As I went by this sign, which is just a little to the west of the Range Rover dealership, I began to wonder why this particular sign was placed where it was and how it might have the opposite effect from what is intended.
This part of Hampton Road is the corridor road for all ambulances coming to Southampton Hospital from Water Mill, Bridgehampton, East Hampton and Montauk. It also has a firehouse on it. On occasion, fire trucks will come charging out onto it. Obviously, this sign is not intended to slow either of these types of vehicles. They have to move fast. Lives are at stake. If anything, the hope is that motorists on these roads will be going slow enough to easily move over to the shoulders as these emergency vehicles come roaring through. My guess is that it is for this reason that this illuminated sign has been put up.
But think about it. Think of human nature. And think particularly about the police officer driving New Jersey governor John Corzine 91 miles per hour on the Interstate to get him to what? A meeting between Imus and the Rutgers Girls' Basketball Team? All boys love speed. Everybody knows that. And Corzine was the goddamned governor.
Now, lets think about volunteer ambulance drivers and volunteer firemen, young men with quick reflexes, a love for adventure and no pay. They are charging down Hampton Road and the sign -- which is not meant for them -- flashes them their speed.
"77 m.p.h.," it might say. Wow. This is a gift from God.
"Almost," the co-pilot might say. "The record was re-set last Thursday at 79, I think."
"The ambulance record?"
"I think so.
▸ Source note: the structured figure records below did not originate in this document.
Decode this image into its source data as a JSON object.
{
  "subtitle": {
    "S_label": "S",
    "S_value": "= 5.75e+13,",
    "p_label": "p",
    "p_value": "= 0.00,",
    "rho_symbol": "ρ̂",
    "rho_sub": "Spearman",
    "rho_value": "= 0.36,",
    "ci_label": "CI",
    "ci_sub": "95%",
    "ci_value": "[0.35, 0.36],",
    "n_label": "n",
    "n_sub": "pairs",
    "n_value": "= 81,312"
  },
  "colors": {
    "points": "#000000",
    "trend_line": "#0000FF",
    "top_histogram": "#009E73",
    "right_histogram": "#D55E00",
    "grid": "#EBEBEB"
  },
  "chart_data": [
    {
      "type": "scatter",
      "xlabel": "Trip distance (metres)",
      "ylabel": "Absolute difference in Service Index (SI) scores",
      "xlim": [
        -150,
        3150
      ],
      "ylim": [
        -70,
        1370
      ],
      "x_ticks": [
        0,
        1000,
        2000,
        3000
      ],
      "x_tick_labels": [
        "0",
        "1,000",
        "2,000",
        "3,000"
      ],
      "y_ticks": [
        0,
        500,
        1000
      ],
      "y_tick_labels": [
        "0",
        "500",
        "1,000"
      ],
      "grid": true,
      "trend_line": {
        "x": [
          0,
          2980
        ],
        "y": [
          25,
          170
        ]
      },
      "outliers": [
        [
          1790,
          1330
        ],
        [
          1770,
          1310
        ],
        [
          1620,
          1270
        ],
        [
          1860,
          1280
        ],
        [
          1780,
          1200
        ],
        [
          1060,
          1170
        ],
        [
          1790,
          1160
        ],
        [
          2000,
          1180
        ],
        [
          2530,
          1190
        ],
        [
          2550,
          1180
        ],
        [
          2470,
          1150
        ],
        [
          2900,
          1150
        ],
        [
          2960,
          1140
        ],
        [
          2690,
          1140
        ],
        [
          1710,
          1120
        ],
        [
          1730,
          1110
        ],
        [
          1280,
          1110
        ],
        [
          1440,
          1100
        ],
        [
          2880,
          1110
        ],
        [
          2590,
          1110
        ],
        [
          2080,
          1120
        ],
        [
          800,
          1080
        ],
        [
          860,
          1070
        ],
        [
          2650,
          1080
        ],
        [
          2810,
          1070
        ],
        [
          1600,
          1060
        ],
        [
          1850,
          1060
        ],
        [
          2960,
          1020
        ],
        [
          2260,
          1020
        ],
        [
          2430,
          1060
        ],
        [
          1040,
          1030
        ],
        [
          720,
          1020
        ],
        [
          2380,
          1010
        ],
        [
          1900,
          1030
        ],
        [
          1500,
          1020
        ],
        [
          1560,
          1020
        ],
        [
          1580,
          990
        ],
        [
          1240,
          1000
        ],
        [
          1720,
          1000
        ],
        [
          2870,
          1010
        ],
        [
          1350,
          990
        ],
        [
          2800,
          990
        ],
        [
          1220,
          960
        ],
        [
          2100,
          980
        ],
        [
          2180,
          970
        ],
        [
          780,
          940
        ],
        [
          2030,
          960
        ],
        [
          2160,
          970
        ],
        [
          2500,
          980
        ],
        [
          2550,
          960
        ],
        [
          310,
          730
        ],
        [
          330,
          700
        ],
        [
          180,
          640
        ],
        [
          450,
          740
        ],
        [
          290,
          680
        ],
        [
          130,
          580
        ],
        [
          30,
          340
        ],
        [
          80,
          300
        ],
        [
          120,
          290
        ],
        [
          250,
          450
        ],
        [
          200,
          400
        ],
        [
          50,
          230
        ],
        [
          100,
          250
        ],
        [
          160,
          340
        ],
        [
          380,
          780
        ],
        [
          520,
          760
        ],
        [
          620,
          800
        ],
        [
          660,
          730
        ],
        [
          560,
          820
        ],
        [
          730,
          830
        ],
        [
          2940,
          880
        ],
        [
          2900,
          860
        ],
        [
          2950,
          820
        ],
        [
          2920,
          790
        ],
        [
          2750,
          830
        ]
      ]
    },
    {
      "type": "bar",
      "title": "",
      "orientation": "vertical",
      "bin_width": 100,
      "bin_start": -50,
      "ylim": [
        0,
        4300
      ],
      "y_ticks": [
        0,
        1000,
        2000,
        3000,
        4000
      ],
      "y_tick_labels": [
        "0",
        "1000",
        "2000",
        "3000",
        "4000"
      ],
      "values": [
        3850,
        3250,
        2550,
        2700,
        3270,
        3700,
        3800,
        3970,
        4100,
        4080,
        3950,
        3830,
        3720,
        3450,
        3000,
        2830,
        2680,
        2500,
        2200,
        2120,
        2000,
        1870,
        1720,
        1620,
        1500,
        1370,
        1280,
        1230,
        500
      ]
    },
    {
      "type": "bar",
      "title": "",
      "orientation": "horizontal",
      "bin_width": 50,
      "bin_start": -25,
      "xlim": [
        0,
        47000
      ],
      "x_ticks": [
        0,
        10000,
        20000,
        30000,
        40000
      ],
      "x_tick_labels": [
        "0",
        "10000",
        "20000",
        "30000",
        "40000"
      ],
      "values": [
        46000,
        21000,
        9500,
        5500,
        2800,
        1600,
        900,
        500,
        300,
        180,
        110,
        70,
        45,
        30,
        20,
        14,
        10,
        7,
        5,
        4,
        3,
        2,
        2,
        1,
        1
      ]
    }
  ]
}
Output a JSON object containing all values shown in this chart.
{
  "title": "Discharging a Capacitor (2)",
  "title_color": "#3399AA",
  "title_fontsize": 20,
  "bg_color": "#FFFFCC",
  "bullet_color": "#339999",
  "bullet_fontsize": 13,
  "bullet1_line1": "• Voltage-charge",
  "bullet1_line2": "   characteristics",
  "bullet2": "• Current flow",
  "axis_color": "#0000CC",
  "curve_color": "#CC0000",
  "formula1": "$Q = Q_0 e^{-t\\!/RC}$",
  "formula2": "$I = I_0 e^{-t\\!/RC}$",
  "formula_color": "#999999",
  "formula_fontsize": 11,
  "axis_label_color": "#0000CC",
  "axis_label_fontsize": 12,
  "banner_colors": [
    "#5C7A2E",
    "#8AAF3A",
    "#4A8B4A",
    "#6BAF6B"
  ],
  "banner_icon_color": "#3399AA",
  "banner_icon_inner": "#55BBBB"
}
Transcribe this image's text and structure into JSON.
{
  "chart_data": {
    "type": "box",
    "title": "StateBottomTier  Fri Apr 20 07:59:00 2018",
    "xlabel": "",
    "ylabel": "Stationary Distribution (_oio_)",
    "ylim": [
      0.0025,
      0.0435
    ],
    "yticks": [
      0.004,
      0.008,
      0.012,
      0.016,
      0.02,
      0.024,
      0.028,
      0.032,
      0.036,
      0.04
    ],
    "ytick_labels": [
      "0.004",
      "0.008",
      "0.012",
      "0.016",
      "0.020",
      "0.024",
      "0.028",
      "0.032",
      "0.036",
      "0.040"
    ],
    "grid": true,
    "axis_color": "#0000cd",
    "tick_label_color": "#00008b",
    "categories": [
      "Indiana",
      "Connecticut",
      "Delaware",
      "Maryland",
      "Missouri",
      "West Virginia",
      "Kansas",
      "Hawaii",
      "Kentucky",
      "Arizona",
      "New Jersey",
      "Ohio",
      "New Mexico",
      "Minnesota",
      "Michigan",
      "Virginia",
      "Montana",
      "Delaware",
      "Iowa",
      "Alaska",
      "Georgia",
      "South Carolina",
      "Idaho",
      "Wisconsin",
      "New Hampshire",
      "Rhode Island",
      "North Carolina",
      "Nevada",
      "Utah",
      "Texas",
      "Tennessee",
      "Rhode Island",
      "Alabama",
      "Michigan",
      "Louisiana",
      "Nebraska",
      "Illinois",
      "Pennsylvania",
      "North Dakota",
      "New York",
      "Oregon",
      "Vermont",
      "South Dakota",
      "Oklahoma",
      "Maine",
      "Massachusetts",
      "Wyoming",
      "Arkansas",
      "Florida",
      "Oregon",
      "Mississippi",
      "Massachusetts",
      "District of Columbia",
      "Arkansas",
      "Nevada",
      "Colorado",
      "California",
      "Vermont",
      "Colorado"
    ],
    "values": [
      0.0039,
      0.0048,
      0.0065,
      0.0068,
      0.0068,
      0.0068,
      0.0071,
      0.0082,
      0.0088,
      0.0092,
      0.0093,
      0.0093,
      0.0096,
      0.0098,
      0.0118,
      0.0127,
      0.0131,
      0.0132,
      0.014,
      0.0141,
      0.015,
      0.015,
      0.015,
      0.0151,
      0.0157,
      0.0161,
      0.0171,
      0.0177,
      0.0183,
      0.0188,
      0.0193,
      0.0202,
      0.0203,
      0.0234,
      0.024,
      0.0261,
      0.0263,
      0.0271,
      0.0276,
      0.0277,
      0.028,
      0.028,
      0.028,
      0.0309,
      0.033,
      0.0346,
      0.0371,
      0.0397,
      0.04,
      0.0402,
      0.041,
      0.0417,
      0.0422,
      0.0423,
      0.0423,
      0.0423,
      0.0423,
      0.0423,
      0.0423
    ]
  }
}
But it might have been the fire truck record."
There are going to be guys from Montauk, Amagansett or East Hampton -- you're not going to pin me down on this one -- who, having picked up somebody in desperate need and hurtling westward toward the hospital, will be wondering what it's going to be like on Hampton Road up ahead. He gets there. And there is no traffic on it whatsoever. There's the sign off in the distance. A thrill goes through him.
"Who we got back there? Anybody important?"
"Don't know."
"Well, whoever it is, every minute counts."
And down goes the pedal -- to the metal.